There's been some talk at various tight corners of the internet that Jrue Holiday, Sixers point guard and Fruity Pebbles savant, is a dark horse candidate for league MVP. It's worth talking about, sure. Let's go over the list of things that would have to occur for Jrue to become an MVP candidate.

  • Derrick Rose's ACL explodes, shattering his leg entirely. In the explosion, some ACL shrapnel gets stuck in Joakim Noah's eye and he goes blind.
  • Dwight Howard quits basketball to star in KAZAAM 2. He wins an Oscar. Kobe Bryant co-stars as his sidekick and contends he's still the number one guy. He refuses to be put up for Best Supporting Actor and decides to work exclusively on Bollywood films because he likes the way they dance.
  • Russell Westbrook, James Harden and Kevin Durant play with Serge Ibaka's chemistry set in his basement and, after an accident, the four of them become attached at the knee, elbow, and ear. David Stern rules they can still play, but their half-court sets aren't nearly as effective and Nick Collison leads the Thunder in points.
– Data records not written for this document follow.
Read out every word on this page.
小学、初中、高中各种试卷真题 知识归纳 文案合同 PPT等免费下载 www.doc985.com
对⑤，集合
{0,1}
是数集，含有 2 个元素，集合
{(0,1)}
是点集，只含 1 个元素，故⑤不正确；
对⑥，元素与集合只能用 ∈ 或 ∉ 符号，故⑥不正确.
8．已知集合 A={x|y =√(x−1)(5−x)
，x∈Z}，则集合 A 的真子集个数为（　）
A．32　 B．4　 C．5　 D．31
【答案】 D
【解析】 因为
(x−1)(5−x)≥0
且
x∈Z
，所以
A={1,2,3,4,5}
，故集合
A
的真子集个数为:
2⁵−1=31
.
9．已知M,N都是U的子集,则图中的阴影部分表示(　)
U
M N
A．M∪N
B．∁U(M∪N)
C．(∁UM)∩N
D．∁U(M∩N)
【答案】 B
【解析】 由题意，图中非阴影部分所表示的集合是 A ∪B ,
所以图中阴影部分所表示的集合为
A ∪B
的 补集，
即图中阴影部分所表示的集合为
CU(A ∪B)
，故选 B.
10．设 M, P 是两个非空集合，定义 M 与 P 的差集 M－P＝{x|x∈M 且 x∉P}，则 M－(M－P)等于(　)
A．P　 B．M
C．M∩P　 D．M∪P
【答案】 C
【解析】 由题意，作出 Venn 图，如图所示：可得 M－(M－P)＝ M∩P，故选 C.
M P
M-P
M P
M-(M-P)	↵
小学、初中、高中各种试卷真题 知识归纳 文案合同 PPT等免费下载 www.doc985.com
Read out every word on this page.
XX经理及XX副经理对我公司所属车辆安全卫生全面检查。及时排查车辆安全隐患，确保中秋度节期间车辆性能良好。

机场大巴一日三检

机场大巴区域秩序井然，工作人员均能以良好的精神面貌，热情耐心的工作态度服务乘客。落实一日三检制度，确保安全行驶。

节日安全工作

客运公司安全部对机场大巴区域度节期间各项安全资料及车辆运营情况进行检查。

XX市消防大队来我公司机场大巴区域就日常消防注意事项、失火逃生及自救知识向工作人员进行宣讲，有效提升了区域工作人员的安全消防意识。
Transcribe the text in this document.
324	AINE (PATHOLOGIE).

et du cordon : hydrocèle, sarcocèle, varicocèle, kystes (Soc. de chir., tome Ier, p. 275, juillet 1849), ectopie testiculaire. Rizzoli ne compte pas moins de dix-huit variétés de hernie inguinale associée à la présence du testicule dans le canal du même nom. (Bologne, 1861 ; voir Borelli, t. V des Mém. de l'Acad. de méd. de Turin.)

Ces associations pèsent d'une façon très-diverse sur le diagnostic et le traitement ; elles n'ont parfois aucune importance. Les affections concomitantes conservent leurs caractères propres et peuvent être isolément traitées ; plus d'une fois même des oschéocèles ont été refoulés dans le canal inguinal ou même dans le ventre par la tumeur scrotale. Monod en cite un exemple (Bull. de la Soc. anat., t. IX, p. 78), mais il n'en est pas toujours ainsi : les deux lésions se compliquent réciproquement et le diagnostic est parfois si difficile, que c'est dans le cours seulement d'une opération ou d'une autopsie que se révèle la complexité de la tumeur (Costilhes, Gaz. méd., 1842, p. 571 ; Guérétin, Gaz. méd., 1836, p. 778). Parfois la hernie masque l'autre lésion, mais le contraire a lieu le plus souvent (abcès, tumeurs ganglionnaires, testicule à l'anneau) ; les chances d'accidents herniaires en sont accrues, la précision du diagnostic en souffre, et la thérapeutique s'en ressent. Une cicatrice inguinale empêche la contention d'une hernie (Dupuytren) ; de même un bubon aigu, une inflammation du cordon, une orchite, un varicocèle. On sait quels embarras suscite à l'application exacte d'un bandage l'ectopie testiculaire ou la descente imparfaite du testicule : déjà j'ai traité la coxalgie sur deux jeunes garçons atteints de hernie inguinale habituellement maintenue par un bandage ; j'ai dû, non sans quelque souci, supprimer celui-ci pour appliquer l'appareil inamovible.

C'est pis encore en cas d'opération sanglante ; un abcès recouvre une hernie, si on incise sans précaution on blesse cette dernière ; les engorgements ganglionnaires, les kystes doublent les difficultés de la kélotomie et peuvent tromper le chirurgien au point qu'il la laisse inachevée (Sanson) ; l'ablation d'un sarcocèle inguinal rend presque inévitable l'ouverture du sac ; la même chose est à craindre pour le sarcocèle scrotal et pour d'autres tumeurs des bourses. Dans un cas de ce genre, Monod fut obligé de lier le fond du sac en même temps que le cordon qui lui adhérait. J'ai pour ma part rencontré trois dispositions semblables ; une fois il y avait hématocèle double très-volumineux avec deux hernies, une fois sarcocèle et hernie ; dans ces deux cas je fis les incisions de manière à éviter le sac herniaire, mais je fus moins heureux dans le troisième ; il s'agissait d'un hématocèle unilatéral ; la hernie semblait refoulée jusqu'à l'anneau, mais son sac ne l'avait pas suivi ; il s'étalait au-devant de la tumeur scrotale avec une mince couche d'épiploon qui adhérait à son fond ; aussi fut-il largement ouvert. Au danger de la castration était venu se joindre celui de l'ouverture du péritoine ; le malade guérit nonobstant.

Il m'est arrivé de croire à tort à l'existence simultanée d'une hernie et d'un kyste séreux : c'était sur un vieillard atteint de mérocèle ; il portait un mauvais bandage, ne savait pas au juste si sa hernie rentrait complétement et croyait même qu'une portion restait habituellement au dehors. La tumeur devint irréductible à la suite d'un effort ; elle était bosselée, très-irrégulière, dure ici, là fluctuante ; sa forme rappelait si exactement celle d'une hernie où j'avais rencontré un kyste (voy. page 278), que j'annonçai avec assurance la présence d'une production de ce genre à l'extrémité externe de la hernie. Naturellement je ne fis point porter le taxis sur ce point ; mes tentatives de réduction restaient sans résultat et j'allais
  • Anthony Davis's unibrow takes over his whole face and he can't see or talk or breathe and he dies in a fire. Eric Gordon watches on.
  • LeBron James trolls everyone by pulling a Barry Sanders and retires as the best basketball player of all time at age 27.
  • Dirk Nowitzki finally misses a fadeaway jumper.
  • Blake Griffin dunks so hard that it hits Chris Paul in the face and gets stuck in there. CP3 goes by Basketballface now but Blake retires due to the tremendous guilt.
  • Nobody signs Allen Iverson.
  • Ben Howland gets hired as coach of the Timberwolves. Ricky Rubio and Kevin Love combine for 4 shots a game.
  • Jerel McNeal somehow fails to live up to his enormous potential.
  • It is revealed that Rajon Rondo is actually just as old as Paul Pierce and Kevin Garnett.
  • Dwyane Wade loses the "y" in his name. His game was never the same.
  • Chris Bosh gets traded back to the Raptors and everyone forgets about him.
  • Jeremy Lin fails to make his name just "Jeremy" on the back of his jersey and China loses interest.
  • Mikhail Prokhorov forces Deron Williams to turn Russian and take a villainous role in Taken 3: Back in the Habit.
  • Andrew Bynum gets an anal probe. Doesn't hate it.
  • Nothing happens to Carmelo Anthony or Amar'e Stoudemire. They're just not very good.

So yeah. If all of this happens, I'd say he has a good shot. And then I'd give him his max contract. And then I'd hide in a bomb shelter somewhere because the world is not safe and Mars Attacks! is probably happening by now.